La misma actitud y por ser una mujer de fe, la parroquia San Vladimiro la tuvo como permanente colaboradora por más de 50 años. Llegada la democracia, no pudo con su genio, se anotó voluntariamente en el Programa Alimentario Nacional. Hoy, en Loma Poí y barrios aledaños la recuerdan como una mujer que no solamente repartía las cajas, promovió huertas, daba charlas a las mujeres y hasta forjó pequeños emprendimientos colectivos.
En ese marco, a través de las gestiones del entonces diputado nacional Mariano Balanda, consiguió que una veintena de abuelas de su comunidad pudieran acceder a una pensión no contributiva. Siempre recordaba el día de la entrega de los beneficios porque, según decía, era un justo reconocimiento a quienes, tanto trabajaron, la mayoría en las chacras, muy lejos de las comodidades.
Los vecinos también brindan testimonio de la “enfermera”, la que nunca le importó levantarse a la madrugada porque una persona del barrio requería una inyección. Doña Teresa y la vecina Alcira Gómez eran las enfermeras del barrio Palomar.
Finalmente, después de tantos años de trabajo llegó la jubilación, casi en simultaneo, obtuvo su título de Bachiller, diploma que orgullosamente le entregaron sus nietos mayores, Nadia y Cristian. También alegran sus días, Sebastián, Natalia, Ivana, Iván, Nicolás y Gabriel.
No quiso “jubilarse”, seguía en la actividad privada, vendiendo cuanta novedad le llegaba, hasta incursionó en el turismo llevando contingentes a diferentes atractivos turísticos de argentina, Brasil y dos veces a Ucrania.

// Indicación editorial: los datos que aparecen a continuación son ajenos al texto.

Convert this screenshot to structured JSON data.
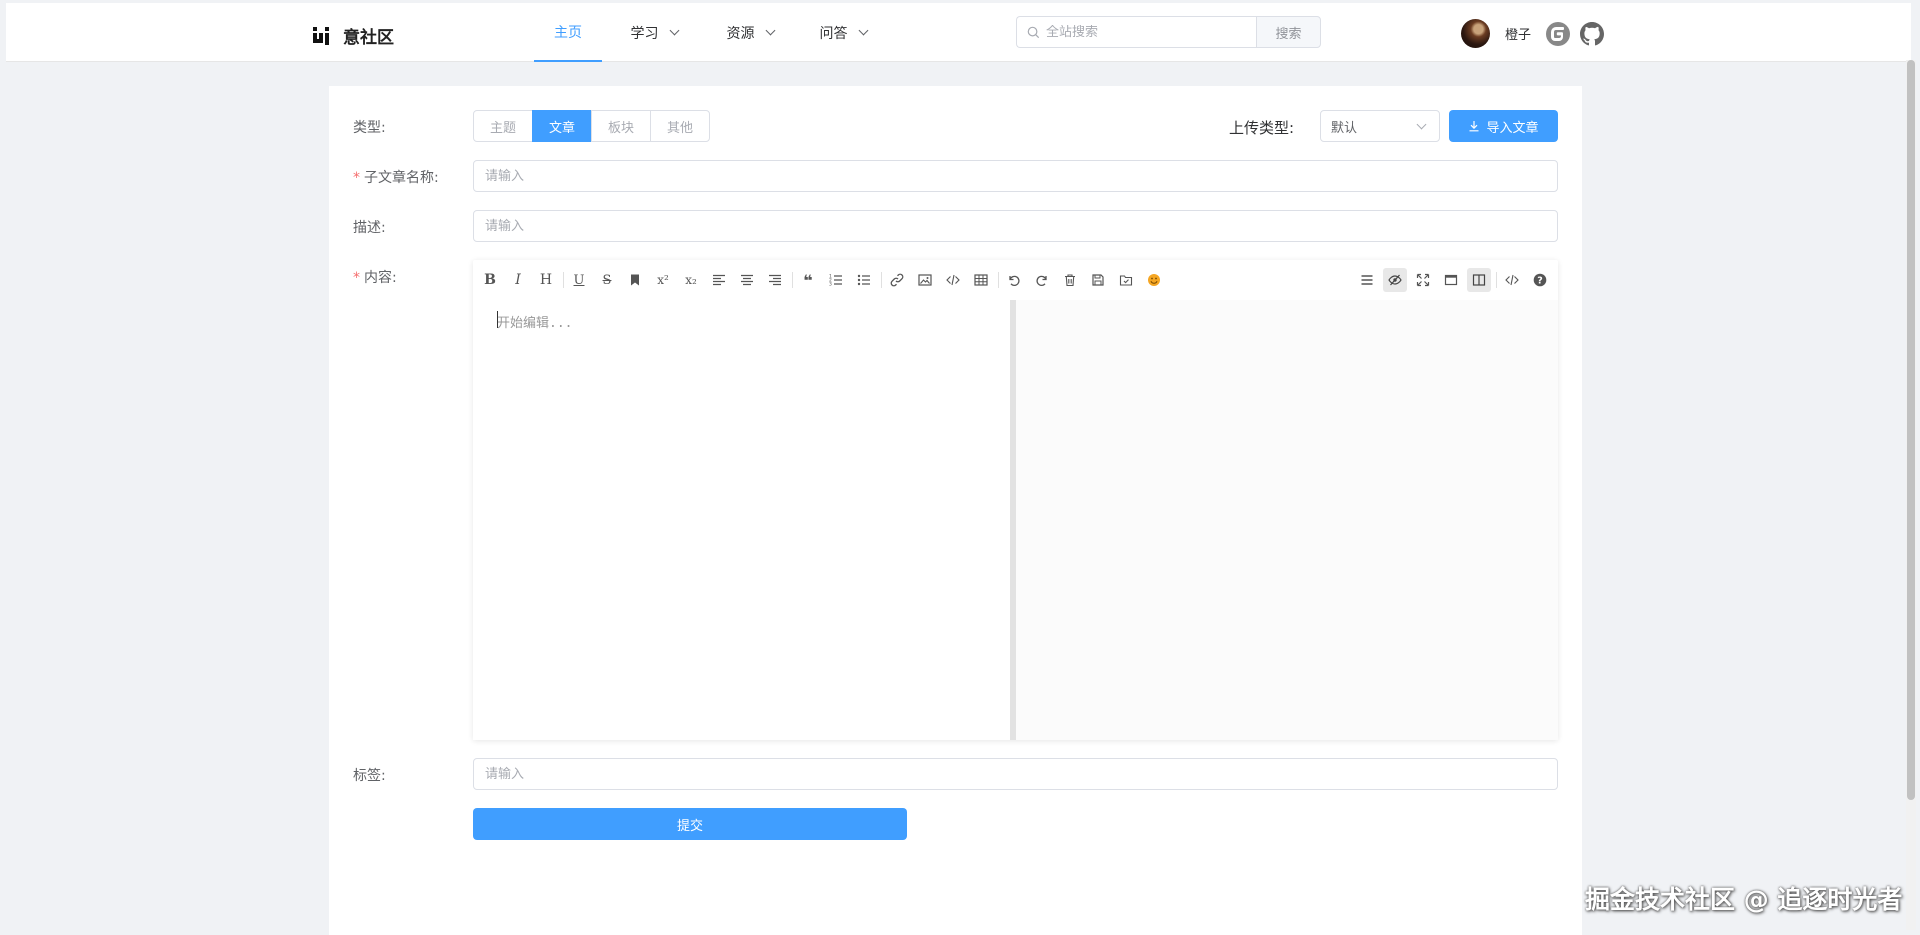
{
  "header": {
    "brand": "意社区",
    "nav": [
      {
        "label": "主页"
      },
      {
        "label": "学习"
      },
      {
        "label": "资源"
      },
      {
        "label": "问答"
      }
    ],
    "search": {
      "placeholder": "全站搜索",
      "button": "搜索"
    },
    "user_name": "橙子"
  },
  "form": {
    "type_label": "类型:",
    "type_options": [
      "主题",
      "文章",
      "板块",
      "其他"
    ],
    "type_selected": "文章",
    "upload_type_label": "上传类型:",
    "upload_type_value": "默认",
    "import_button": "导入文章",
    "title_label": "子文章名称:",
    "title_placeholder": "请输入",
    "desc_label": "描述:",
    "desc_placeholder": "请输入",
    "content_label": "内容:",
    "editor_placeholder": "开始编辑...",
    "tags_label": "标签:",
    "tags_placeholder": "请输入",
    "submit": "提交"
  },
  "colors": {
    "accent": "#409eff",
    "required": "#f56c6c",
    "page_bg": "#f0f2f5"
  },
  "watermark": "掘金技术社区 @ 追逐时光者"
}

El trabajo ocupó mucho de su tiempo, pero también lo tuvo para su familia, para sus cuatro hijos, Juan Miguel, que reside en Buenos Aires, José Rafael, María Cristina -fallecida a los ocho meses-, y Jorge, y ser una gran compañera de Miguel, su esposo, que a pesar de los años de diferencia, mantuvieron una excelente relación.
Precisamente, su exposición en el hospital, sumado al trabajo de Miguel en la Comisión Reguladora de la Yerba Mate (CRYM), hacía que casi no hubiera fin de semana que no terminara bailando en algún casamiento de colonia, donde seguramente al otro día cocinaba el borch, no tenía problemas en disfrazarse de novia y ser animadora de la fiesta.
Hoy, a pesar de tanta actividad, de tanto trajín, de tarea solidaria, no lo recuerda. El cruel Alzheimer borró todo ese tiempo. Pero el “alemán” no pudo hacerlo con quienes la conocen, en el barrio Palomar, en el hospital Madariaga, en la colectividad ucraniana, las hermanas basilianas, antiguos beneficiarios del PAN, en la UNaM y en tantos familiares o paisanos que supieron de su solidaridad, la solidaridad de “Teresita de Patología”.